Congrats on your decision to keep the baby!! Every sacrifice you make for your little one is 100% worth it! I was 17 when I had my son (exactly weeks before my 18th birthday) and he is the most important thing in my life! I couldn't even imagine my life without him here!
Im so happy you have decided to keep the baby. It is gonna be such an amazing experience! I had my first child at 15yrs old(in 2001) and I got pregnant again at 16(in 2002) and got an abortion. I will forever regret it.. such a bad experience. I got pregnant again that same yr and had a baby boy in 2003 when I was 17, I lost him due to health problems. I got pregnant again at 19 but had a m/c and a couple months after that I got preggo with my 2nd daughter and had her in 2006. Im now pregnant again at 21 and due in June..I am sooo excited! This will be my 3rd child+my son in heaven A child is truly a blessing.

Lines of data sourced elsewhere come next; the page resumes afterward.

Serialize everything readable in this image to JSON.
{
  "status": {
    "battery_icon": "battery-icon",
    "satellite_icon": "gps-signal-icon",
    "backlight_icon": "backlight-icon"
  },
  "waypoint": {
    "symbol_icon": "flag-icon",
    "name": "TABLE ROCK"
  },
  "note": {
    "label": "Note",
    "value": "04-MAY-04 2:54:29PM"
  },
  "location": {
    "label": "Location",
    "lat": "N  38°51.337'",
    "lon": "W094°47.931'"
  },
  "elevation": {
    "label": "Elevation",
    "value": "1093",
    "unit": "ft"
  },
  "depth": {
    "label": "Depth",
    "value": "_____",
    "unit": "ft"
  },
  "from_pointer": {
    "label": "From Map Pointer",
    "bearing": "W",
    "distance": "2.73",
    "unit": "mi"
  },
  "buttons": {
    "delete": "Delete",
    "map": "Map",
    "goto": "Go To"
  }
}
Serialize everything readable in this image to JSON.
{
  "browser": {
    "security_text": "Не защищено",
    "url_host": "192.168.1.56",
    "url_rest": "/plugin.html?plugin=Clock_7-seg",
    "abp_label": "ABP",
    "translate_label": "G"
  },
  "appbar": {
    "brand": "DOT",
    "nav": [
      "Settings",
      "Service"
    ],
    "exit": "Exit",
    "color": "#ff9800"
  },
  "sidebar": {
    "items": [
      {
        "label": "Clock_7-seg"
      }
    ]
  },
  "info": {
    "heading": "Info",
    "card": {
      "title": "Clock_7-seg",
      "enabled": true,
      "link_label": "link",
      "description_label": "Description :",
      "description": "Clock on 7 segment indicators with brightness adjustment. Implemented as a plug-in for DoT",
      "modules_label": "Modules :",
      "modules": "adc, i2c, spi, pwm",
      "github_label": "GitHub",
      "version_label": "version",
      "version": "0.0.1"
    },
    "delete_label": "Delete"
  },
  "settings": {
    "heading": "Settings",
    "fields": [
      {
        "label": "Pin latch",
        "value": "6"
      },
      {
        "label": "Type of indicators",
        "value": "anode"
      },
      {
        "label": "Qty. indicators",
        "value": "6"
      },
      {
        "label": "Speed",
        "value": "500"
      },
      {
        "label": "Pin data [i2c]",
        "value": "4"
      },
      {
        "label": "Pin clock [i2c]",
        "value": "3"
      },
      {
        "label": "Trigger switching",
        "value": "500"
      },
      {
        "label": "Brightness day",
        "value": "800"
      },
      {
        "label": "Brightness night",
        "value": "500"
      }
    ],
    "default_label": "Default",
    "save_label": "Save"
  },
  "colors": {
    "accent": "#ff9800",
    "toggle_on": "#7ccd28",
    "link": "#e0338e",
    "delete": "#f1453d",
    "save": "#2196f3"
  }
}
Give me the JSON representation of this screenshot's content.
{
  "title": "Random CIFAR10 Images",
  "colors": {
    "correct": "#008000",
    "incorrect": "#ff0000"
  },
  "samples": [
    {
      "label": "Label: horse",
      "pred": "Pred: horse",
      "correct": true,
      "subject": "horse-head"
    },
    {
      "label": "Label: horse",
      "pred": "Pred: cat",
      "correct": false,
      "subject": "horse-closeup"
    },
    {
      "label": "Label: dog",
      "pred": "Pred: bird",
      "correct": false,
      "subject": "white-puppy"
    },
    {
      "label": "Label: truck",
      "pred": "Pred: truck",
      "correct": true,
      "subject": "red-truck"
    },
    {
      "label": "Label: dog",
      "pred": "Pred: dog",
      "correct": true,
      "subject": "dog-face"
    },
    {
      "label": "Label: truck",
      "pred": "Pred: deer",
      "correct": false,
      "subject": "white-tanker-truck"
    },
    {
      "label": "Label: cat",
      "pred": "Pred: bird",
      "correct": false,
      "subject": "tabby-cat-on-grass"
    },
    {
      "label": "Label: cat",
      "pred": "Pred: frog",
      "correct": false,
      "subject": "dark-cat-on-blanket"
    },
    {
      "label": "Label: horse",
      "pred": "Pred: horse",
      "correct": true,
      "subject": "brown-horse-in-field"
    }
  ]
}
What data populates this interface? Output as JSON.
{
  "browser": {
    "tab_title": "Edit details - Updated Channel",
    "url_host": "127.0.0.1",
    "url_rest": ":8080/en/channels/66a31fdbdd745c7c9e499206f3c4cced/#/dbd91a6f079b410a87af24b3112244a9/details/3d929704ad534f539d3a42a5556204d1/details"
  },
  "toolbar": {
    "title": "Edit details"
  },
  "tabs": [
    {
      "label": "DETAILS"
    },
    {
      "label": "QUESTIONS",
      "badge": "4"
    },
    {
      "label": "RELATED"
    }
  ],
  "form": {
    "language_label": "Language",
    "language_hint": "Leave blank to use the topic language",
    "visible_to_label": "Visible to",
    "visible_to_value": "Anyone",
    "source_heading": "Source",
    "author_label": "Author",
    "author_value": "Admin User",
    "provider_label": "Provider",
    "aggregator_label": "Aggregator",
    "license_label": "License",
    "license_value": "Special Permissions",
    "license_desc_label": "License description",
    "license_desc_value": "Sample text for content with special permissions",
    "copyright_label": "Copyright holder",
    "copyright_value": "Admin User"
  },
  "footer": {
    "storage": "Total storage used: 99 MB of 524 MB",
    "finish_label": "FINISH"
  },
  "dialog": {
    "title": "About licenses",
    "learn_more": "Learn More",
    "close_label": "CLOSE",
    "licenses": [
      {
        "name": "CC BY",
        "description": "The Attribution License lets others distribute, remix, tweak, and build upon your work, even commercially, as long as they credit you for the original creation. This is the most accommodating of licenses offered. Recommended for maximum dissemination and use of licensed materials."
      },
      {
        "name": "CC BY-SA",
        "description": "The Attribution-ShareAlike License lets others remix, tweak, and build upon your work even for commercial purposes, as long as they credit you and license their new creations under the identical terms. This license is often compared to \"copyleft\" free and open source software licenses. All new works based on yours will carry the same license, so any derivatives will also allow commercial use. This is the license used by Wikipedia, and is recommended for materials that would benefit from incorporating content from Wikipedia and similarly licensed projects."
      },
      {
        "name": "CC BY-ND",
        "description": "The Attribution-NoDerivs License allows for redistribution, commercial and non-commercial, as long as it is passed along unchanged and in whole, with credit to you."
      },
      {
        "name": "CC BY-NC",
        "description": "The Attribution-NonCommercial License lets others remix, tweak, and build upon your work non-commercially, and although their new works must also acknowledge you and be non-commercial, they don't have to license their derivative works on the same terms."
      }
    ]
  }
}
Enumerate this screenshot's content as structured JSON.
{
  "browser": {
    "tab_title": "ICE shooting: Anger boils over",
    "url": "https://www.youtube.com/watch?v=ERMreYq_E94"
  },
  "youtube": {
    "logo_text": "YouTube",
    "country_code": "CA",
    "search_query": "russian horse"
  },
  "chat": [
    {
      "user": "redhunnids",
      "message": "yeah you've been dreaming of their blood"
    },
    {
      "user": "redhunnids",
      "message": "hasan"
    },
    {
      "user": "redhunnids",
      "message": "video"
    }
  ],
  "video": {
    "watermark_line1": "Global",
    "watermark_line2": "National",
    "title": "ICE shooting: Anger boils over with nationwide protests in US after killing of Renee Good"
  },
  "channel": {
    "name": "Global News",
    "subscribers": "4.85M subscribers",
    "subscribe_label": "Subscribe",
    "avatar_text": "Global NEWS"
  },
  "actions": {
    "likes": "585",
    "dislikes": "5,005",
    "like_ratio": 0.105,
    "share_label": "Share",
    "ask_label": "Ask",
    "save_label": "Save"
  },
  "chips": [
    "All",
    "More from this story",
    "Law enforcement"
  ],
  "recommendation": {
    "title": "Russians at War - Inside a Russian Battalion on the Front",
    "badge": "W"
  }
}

Ash4 - It's been awhile since you posted this, but I just now saw it. I was 17 and just finished my junior year in high school when I found out I was pregnant. My situation was bad. I had an abusive jealous boyfriend. I hid the fact that he was abusive from my parents. I was terrified ans felt so ashamed. I waited months to tell my parents. It was the hardest thing to do. They were upset and disappointed at first. I remember my dad asking me "So what are you planning to do?" I said "I'm keeping it." And he said "I know you're keeping it but I hope you're not planning on married him!" It was never a question that I was keeping my baby. I have strong feelings on abortion. I feel like if you abort this baby just because you're young, you will regret it.
I broke up with my boyfriend after the baby was born because I knew I had to. My baby gave me the strength to do that. I didn't want him to see the abuse and think that was the way it was supposed to be. I finished high school and went on to get my associates and bachelors degrees in college. My parents offerent to keep the baby for me and let me go off to college, but there was no way I could leave my baby. I went to nearby colleges and worked. My parents were so supportive and helped me in any way I needed it. You have the support of your parents and that's so wonderful!! You can do it! Your life is not over.
The very first time you hold that baby, you will know that it is all worth it. I hope you make the right decision for you.